Celulite: os remédios aprovados pela ciência para eliminá-la

12/07/2018 - 7:40 731 Views

A celulite afeta muitas mulheres, cerca de 80%, e nem sempre é simples eliminar. Na verdade, para combater a pele “casca de laranja”, existem muitas linhas de pensamento e não é muito fácil entender qual é a solução mais adaptada para a sua pele. Para explicar os inúmeros produtos e técnicas existentes, este artigo informará quais são os métodos não invasivos mais estudados pela ciência para a eliminação dessa imperfeição, graças ao estudo de 67 pesquisas científicas.

Alimentação e esporte

Uma alimentação saudável e uma boa atividade esportiva são certamente a base para começar a eliminar a celulite. Obviamente, não existe nenhuma dieta que seja capaz de fazer desaparecer completamente essa imperfeição da pele, mas é bom evitar: sódio, gorduras saturadas e açúcares simples. Portanto, é aconselhável não comer muitos frios, queijos curados, pão, manteiga, creme de leite, balas, mel e bebidas açucaradas. Quanto à atividade física, nadar e caminhar são muito adequados, enquanto que correr é desaconselhado. Isso porque os impactos com o solo podem gerar microlesões nos vasos e piorar a situação. Para resolver a celulite, a atividade física adequada deve ser constante e de baixa intensidade.

Cremes anticelulite e suplementos alimentares

Cremes anticelulite são a solução mais comum, mas nem todos se mostram eficazes. De acordo com estudos clínicos, aqueles que poderiam funcionar deveriam conter: cafeína, retinol e extratos botânicos, como ruscus, castanha e centelha asiática. O efeito terapêutico seria obtido estimulando a microcirculação que facilitaria a drenagem e a redução do inchaço. Deve-se ressaltar que, na maioria dos estudos, os cremes foram aplicados duas vezes ao dia, durante 2-3 meses. Os suplementos alimentares também parecem ser uma ajuda válida. Os mais adequados contêm antioxidantes e extratos vegetais, como nos cremes anticelulite. Além disso, suplementos com peptídeos de colágeno hidrolisado parecem funcionar não apenas para a celulite, mas também para rugas e unhas. E, para concluir, até mesmo o suco de arônia parece melhorar a aparência da celulite.
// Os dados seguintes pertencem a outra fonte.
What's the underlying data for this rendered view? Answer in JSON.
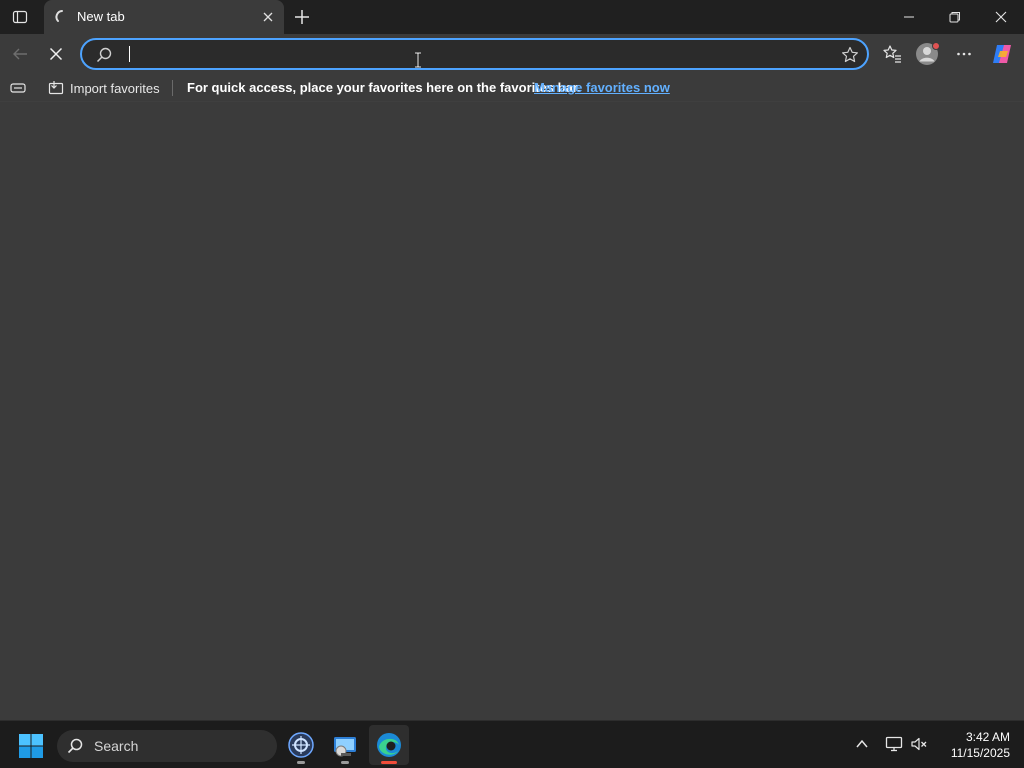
{
  "browser": {
    "tab": {
      "title": "New tab"
    },
    "address_bar": {
      "value": "",
      "placeholder": ""
    }
  },
  "favorites_bar": {
    "import_label": "Import favorites",
    "message": "For quick access, place your favorites here on the favorites bar.",
    "manage_link": "Manage favorites now"
  },
  "taskbar": {
    "search_label": "Search",
    "time": "3:42 AM",
    "date": "11/15/2025"
  },
  "colors": {
    "accent": "#4da3ff",
    "link": "#62b0ff",
    "content_bg": "#3b3b3b",
    "titlebar_bg": "#202020",
    "taskbar_bg": "#1c1c1c"
  },
  "icons": [
    "tab-actions-icon",
    "loading-spinner-icon",
    "close-tab-icon",
    "new-tab-icon",
    "minimize-icon",
    "restore-icon",
    "close-window-icon",
    "back-icon",
    "stop-loading-icon",
    "search-icon",
    "favorite-star-icon",
    "favorites-icon",
    "profile-icon",
    "more-icon",
    "copilot-icon",
    "favorites-bar-icon",
    "import-favorites-icon",
    "windows-start-icon",
    "taskbar-search-icon",
    "app-icon",
    "app-icon",
    "edge-icon",
    "show-hidden-icons-icon",
    "network-icon",
    "volume-muted-icon"
  ]
}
Quanto aos suplementos, é sempre bom consultar o seu médico antes de tomá-los.

Fonte imagem: Pixabay

Estimulação mecânica

A massagem serve para estimular a microcirculação e a drenagem linfática da pele, mas deve ser feita com frequência. Além da massagem manual, que parece contribuir para a redução da celulite, a estimulação mecânica também parece ser uma solução. Esta massagem, com a utilização de aparelhos, consiste na pressão da pele e do tecido subcutâneo através de um rolo que se movimenta em círculos. Uma das melhores técnicas utiliza uma pequena esfera que suaviza o tecido adiposo, capaz de ativar a circulação sanguínea e linfática, firmando assim a pele. Esse tratamento pode ser feito nos centros de medicina estética e deve ter de 10 a 20 sessões.

Fonte imagem: mycarina.cu

Ondas de choque

Também as ondas de choque (ou ondas acústicas) seriam um bom remédio para a celulite. De fato, com um estímulo mecânico, melhoram a circulação sanguínea local, aumentando a produção de colágeno e fibras de elastina pelas células, melhorando assim a elasticidade da pele. Os estudos realizados confirmaram a boa eficácia das ondas acústicas AWT® de alta intensidade. Esse tratamento tem sido utilizado há vários anos para solucionar problemas médicos, ortopédicos e, graças à capacidade de “regenerar” o tecido, também são utilizados para a pele. O tratamento anticelulite pode ser realizado nos centros de medicina estética e os preços variam de acordo com a parte a ser tratada.

Raios Infravermelhos

Os raios infravermelhos agem penetrando no interior das membranas celulares, aquecendo-as e reativando a circulação local. Desta forma, intervém-se no excesso de líquidos localizados sob a pele. Eliminando o excesso de líquidos também se deveria diminuir a pele “casca de laranja”. O tratamento anticelulite é realizado nos centros médicos e cada sessão de tratamento dura cerca de 15 minutos.